In 2012, Sanders opened The Prime Prep Academy, a charter school, K-12, with campuses in Fort Worth and Dallas.

In a word: Fiasco.

Lawsuits, accusations of bullying, assault, crushing debt, secret recordings all the while the school itself failed the students.

A secret recording of a conversation between Sanders and the school’s co-founder, D.L. Wallace, featured a portion where Sanders said, “I’m going to get more money, or there ain’t going to be no school, that’s just flat out how it’s going to be.”

Two-and-a-half years after the school opened, Prime Prep Academy closed.

The students who attended, including former TCU men’s basketball player Kaviar Shepherd, nearly all faced obstacles in getting their transcripts cleared to attend college. Not because they couldn’t do the work, but because Prime Prep was a disaster.

DeMarcus Peterson attended Prime Prep before the school closed. In December of 2020, when he was on the track and field team at Texas Southern University, he told The Washington Post, “It’s good to say I played for (Sanders). I was an athlete for him at his school.

“But when you look at it, it’s just kind of a huge fallacy.”

Will Coach Sanders win?

The University of Colorado has played football since 1902, and in its history the only guy who achieved great success was head coach Bill McCartney.

Colorado is now on its eighth different full-time head coach since McCartney retired after the 1994 season. Even when you dissect McCartney’s tenure in Boulder, the greatness lasted six years.

For whatever the reason, CU has repeatedly proven to be a career-killer.

The school had to do something bold, and it hired the strongest cup of coffee on earth.

As a school administrator, Deion was a tragedy.

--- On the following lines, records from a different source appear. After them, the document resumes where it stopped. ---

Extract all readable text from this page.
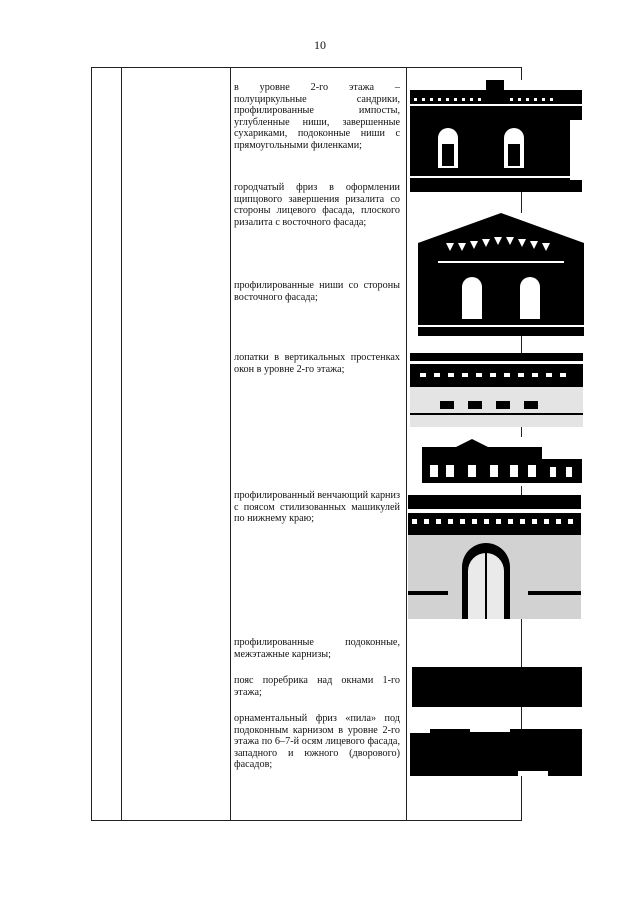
10
в уровне 2-го этажа – полуциркульные сандрики, профилированные импосты, углубленные ниши, завершенные сухариками, подоконные ниши с прямоугольными филенками;
городчатый фриз в оформлении щипцового завершения ризалита со стороны лицевого фасада, плоского ризалита с восточного фасада;
профилированные ниши со стороны восточного фасада;
лопатки в вертикальных простенках окон в уровне 2-го этажа;
профилированный венчающий карниз с поясом стилизованных машикулей по нижнему краю;
профилированные подоконные, межэтажные карнизы;
пояс поребрика над окнами 1-го этажа;
орнаментальный фриз «пила» под подоконным карнизом в уровне 2-го этажа по 6–7-й осям лицевого фасада, западного и южного (дворового) фасадов;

As a football coach, so far, he’s been the winner he tells the world he is.

Colorado didn’t hire Deion to do anything other than win games, and generate revenue.

Deion gutted the roster in a way unseen before in major college football; the roster has 86 new players, 53 of which are transfers, including two of his sons (Shilo is a projected starter at defensive back; Shedeur, the starting quarterback), as well former top overall recruit, defensive back Travis Hunter.

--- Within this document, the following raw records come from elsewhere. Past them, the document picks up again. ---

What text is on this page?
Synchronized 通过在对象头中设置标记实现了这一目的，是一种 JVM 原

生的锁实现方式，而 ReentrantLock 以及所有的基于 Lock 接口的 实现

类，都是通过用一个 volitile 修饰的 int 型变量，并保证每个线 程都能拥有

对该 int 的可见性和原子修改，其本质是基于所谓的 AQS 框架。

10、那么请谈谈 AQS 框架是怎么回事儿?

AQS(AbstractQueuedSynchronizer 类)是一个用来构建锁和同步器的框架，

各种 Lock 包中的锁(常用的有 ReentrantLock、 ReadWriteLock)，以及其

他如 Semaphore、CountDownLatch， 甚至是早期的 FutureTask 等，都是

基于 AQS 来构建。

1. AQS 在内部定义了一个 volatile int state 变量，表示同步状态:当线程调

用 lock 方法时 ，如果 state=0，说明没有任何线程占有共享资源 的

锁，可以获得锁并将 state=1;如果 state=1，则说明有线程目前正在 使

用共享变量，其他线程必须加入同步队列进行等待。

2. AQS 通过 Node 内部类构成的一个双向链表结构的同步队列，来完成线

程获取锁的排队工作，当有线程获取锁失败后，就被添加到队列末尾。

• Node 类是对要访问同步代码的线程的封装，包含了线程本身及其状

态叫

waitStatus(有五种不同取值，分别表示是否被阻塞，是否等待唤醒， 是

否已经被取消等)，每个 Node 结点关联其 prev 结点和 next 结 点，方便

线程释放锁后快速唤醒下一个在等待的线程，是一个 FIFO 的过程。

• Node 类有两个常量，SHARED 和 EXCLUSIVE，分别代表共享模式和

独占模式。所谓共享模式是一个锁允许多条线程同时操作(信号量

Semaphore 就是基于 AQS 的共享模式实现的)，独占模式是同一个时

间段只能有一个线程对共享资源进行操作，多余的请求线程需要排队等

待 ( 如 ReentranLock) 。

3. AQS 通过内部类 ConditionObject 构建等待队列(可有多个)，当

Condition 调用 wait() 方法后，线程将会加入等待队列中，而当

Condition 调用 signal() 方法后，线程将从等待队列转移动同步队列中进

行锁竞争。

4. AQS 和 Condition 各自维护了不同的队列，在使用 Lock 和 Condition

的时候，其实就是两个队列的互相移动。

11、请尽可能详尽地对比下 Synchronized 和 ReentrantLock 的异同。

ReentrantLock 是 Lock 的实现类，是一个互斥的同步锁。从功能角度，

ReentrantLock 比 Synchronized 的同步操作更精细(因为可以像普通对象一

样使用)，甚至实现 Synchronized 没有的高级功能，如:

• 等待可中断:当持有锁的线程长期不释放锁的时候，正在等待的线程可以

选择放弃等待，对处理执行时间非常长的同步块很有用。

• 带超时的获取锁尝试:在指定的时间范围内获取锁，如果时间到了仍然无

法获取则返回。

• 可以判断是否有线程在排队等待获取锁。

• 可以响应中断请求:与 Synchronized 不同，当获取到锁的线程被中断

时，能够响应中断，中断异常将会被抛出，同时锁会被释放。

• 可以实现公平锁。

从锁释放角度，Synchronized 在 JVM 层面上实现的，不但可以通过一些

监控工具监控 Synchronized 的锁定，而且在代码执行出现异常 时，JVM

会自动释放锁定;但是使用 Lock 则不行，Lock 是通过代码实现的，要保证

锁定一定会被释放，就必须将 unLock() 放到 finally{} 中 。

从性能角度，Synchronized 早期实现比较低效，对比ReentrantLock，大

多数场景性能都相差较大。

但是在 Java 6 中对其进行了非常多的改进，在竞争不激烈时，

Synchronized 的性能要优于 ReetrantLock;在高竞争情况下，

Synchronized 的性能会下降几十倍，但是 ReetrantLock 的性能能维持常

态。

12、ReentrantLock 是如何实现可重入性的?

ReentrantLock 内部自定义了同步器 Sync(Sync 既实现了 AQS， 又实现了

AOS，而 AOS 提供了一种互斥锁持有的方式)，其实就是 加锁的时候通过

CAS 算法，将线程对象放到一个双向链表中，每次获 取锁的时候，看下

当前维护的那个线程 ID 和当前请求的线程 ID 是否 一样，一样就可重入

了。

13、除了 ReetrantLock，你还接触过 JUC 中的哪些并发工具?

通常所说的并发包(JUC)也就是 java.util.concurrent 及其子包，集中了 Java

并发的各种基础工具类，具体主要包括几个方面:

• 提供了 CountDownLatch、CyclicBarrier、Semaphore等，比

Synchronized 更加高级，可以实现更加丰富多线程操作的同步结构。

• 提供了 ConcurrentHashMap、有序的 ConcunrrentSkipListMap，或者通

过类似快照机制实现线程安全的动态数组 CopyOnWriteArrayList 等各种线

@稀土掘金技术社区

Deion has continued his Amazon Prime series, where everything he does is captured for a reality TV show. Former Dallas Morning News reporter Jean-Jacques Taylor will soon release his new book on Deion’s final year at Jackson State.

There is more curiosity about Colorado football in more than 25 years, and it’s all because of a head coach who has all of three seasons on his resume.

Not sure if this will work, but it will be impossible to ignore.